Trial counsel also should have gotten an independent
evaluation of latent fingerprints found on the bathroom
window. Upon information and belief, if trial counsel had
done so, these latent prints would have matched Mr.
Woods’s fingerprints. Trial counsel also should have
obtained an independent expert to evaluate the shoe print
found in the bathtub. Upon information and belief, if trial
counsel had done so, this shoe print would have been
found to match Mr. Woods’s shoes. These pieces of
evidence would have demonstrated that Mr. Woods did
not leave the apartment through the front door with
Spencer as the State claimed but rather climbed out the
bathroom window. This would have called into question
the State’s arguments that Mr. Woods was acting in
concert with Spencer because they left together.”
(Suppl.C.R.406.)
When addressing a similar claim that counsel was ineffective for
failing to secure the presence of an expert, this Court in Daniel v.
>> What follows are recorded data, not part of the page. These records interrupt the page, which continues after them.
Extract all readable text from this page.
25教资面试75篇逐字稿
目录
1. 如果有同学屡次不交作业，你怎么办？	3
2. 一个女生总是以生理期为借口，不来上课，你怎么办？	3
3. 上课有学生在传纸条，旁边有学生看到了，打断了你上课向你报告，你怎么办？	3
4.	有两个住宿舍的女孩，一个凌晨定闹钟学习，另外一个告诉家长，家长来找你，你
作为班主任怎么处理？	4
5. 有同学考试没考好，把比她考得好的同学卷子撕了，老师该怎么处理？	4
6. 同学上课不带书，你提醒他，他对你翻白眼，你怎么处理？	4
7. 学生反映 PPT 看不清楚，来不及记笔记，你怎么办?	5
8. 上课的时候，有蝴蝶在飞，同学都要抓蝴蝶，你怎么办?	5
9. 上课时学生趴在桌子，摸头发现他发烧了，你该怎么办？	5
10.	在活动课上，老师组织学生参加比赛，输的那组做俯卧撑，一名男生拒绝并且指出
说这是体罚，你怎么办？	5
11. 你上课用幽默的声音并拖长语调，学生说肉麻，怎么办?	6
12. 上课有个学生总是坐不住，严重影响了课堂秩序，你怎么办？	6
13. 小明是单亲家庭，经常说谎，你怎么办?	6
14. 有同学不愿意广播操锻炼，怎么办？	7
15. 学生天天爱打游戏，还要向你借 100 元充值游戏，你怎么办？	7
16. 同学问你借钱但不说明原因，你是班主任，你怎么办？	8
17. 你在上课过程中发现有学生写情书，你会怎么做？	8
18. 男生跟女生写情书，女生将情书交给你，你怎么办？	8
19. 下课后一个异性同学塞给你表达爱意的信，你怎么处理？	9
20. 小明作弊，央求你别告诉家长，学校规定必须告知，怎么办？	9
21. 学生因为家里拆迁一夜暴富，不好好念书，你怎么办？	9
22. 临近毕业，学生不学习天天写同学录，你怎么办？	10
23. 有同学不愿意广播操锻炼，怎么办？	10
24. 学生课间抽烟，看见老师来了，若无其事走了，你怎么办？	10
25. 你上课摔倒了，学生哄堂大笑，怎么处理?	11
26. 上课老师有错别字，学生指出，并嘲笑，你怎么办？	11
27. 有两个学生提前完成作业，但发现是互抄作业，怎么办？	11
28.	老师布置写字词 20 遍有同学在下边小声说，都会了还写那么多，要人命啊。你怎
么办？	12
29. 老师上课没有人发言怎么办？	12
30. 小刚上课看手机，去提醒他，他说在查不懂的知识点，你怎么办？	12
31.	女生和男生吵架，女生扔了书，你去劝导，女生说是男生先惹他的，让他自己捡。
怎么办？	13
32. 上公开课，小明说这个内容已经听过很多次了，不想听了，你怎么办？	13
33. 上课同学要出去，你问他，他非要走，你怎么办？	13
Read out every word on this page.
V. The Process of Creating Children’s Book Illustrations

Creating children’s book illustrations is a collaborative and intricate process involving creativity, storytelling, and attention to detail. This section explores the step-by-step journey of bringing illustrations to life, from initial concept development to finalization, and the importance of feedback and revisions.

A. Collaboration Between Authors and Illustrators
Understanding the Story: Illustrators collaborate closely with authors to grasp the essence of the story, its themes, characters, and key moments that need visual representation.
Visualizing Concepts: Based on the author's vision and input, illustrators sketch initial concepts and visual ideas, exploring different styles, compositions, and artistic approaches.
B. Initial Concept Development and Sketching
State, 86 So. 3d 405 (Ala. Crim. App. 2011), stated:
“Daniel failed to identify, by name, any forensic or DNA
expert who could have testified at Daniel’s trial or the
content of the expert’s expected testimony. Accordingly,
Daniel failed to comply with the full-fact pleading
requirements of Rule 32.6, Ala. R. Crim. P. See McNabb v.
State, 991 So. 2d 313 (Ala. Crim. App. 2007) (claim that
counsel was ineffective for failing to retain an expert not
sufficiently pleaded because expert was not identified);
Woods v. State, 957 So. 2d 492 (Ala. Crim. App. 2004),
rev’d on other grounds, 957 So. 2d 533 (Ala. 2006) (claim
of ineffective assistance of counsel not sufficiently
pleaded because Woods failed to identify an expert by
name).”
117
86 So. 3d at 425–26. As we stated previously, to sufficiently plead a
claim that counsel was ineffective in failing to secure the services of an
expert, the petitioner must identify the expert by name and plead
his/her expected testimony.
Moreover, Woods failed to plead how he was prejudiced.
Woods’s trial record shows that counsel moved for funds to hire a
private investigator. (Trial C.R. 133–34.) That motion was granted.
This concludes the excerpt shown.